Constance Leighann McMillen is a brave senior high school student that wouldn’t be quiet when her high school in Northern Mississippi told her she couldn’t bring her girlfriend to the prom. Oh and by the way, they told her “No” she could not wear a tuxedo either! Instead the Itawamba Agricultural High School cancelled the prom. I wrote about her previously.
Now a federal judge appointed to the bench by Ronald Regan has ruled in favor of McMillen’s rights. This is an important ruling not just for her but for gay and lesbian students everywhere. With the help of the ACLU, McMillen didn’t want her civil rights violated. And she spoke up. U.S. District Court Judge Glen Davidson ruled that her rights had been violated when the school authorities told her she could attend the prom but only as a single person or with a male and that she could not wear a tuxedo only a dress. McMillen has identified as a lesbian since the eighth grade.
The judge ruled that this was a violation of her First Amendment rights to express herself. He ruled that she would suffer irreparable harm if she was denied this right.
But unfortunately the judge stopped there. He did not force the high school and the school district to reinstate the prom which was cancelled. The prom had been scheduled for April 2. Parents had already decided to create and sponsor an alternative prom. The judge ruled that since there was an alternative prom already scheduled to try to reschedule the school prom didn’t make sense. He didn’t want to get into the business of planning a prom. Here is an excerpt from his ruling:
The Court finds that requiring Defendants to step-back into a sponsorship role at this late date would only confuse and confound the community on the issue. Parents have taken the initiative to plan and pay for a “private” prom for the Juniors and Seniors of IAHS and to now require Defendants to host one as it had: originally planned would defeat the purpose and efforts of those individuals.

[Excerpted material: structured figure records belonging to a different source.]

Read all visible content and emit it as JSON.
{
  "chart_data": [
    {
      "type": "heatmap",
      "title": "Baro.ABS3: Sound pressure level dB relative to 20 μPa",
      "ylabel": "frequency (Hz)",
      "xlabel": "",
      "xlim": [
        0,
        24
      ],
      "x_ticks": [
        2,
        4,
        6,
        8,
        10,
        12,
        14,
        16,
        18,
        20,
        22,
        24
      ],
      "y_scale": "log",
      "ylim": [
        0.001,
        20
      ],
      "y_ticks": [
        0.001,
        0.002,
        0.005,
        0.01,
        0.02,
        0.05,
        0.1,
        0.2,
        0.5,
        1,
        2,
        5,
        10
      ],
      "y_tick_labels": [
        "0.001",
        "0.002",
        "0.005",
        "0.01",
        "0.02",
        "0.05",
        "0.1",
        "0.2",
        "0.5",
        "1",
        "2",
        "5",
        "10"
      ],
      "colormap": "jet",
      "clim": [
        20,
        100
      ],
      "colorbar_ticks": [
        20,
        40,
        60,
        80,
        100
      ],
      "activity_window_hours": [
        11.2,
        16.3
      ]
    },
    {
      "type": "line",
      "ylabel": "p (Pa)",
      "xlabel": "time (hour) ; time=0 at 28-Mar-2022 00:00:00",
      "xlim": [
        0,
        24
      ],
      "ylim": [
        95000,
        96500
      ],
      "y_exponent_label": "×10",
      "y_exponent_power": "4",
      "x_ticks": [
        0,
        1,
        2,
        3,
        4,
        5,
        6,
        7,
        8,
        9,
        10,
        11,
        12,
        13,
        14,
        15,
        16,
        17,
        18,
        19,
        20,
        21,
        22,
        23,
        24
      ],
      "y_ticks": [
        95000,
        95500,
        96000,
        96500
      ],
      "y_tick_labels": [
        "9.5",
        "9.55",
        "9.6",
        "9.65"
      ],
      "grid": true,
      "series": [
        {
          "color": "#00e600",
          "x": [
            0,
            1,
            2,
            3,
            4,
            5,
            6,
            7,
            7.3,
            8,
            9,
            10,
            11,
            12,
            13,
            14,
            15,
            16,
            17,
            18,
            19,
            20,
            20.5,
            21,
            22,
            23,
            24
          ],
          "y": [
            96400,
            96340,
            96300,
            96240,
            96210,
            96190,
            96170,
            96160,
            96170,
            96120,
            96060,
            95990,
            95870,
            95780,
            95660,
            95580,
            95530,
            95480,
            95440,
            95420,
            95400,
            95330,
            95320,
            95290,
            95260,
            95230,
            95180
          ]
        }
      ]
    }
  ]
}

In addition, the power and interests of fin Article III Court has its limits and under the circumstances, the Court cannot go into the business of planning and overseeing a prom hosted by Defendants, especially in light of the fact that the parents of IAHS students have already undertaken such tasks. Therefore, the Court finds that issuing an injunction would be disruptive to the efforts of the community and would not be in the public’s interest
So the judge kind of splits the baby in two (for those of you who don’t get the biblical reference, it is a story about the wisdom of King Solomon). He affirms McMillen’s constitutional rights to take whomever she wishes to the prom. But doesn’t force the school to reinstate the prom since there is one being planned by local families.
The ACLU of Mississippi declared this ruling an important win. It is progress. But had the judge forced the school district and high school to move forward with the “official” prom then the win might have even been bigger because it would have sent an important legal message to school districts everywhere: You can’t violate gay and lesbian students rights.
The full court case trial hasn’t been set but it is likely that McMillen will be able to seek monetary damages.
In the mean time it is a win and I hope that Constance understands what an important role she has played in the timeline of GLBT civil rights.
This was more than about the prom. It was about the freedom to be herself.
For Jews everywhere on this first day of Passover–we are experiencing the journey of freedom. Freedom from that which enslaves us. For Constance –she has helped set gay and lesbian students free in a new way.